A System Under Pressure
Harris says the rise in mental illness and addiction is driven by a combination of factors: stronger, more potent drugs, increased social and economic stress, and a growing population without enough resources to support it.
“We’re seeing more severity,” she said. “And more co-occurring conditions, mental health, substance use, trauma, all at once.”
At the same time, capacity hasn’t kept up.
For years, Deschutes County has lacked enough residential treatment beds, meaning people who need intensive care often can’t get it.
“We all know they should be in a residential facility,” Harris said. “There just isn’t one available.” That gap creates a cycle: untreated individuals deteriorate, interact more with law enforcement, and often end up in jail.
The Bottleneck Problem
Even once someone enters the criminal justice system, challenges continue.
Some inmates are too mentally ill to assist in their own defense, a legal requirement for moving forward in court. When that happens, they may need to be transferred to the Oregon State Hospital for treatment. But limited space there creates delays, leaving people stuck in jail longer.
“It becomes a hamster wheel,” Harris said. “There’s a piece of the system that’s broken.”
Searching for Solutions
Both jail officials and behavioral health leaders point to similar solutions, though none are simple.
More treatment beds. More mental health staff. More access to care earlier in the process.
Gill says the jail currently has just six medical beds out of more than 300, far short of what’s needed. “I do think we need more,” he said.

Harris emphasizes prevention, getting people help before they ever enter the system. That includes expanding crisis response teams and strengthening diversion programs, like the county’s stabilization center, where law enforcement can take people in crisis instead of jail.
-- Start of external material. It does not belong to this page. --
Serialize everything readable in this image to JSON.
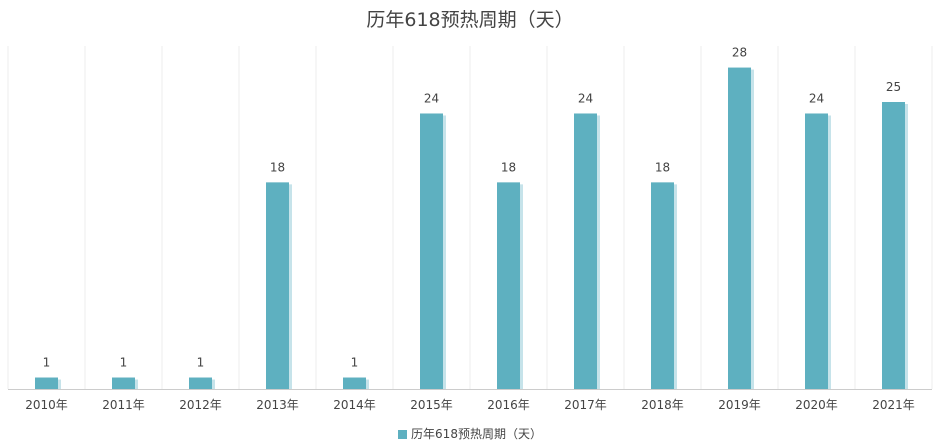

“From the beginning, we’ve tried to prevent people from ending up in jail,” she said.
A Shift Toward Intervention
One of the most debated solutions is the idea of compelling treatment, allowing authorities to intervene when someone is too ill to make decisions for themselves.
Harris says it’s a delicate balance between protecting civil liberties and preventing harm. "There comes a point where not intervening is more harmful,” she said.
Without that intervention, many individuals cycle through emergency rooms, crisis services, and jail - repeatedly. “It’s incredibly disheartening,” she said. “And costly.”
The Human Toll
Inside the jail, those systemic gaps play out every day.
Staff are managing people in the most vulnerable moments of their lives, often without the tools or space to truly help them recover.
Gill says his team is committed to doing what they can. “We want to keep people safe. We want to treat them humanely,” he said.
But as the numbers grow, so does the pressure. What was once a jail has increasingly become something else, a last stop for a system struggling to keep up.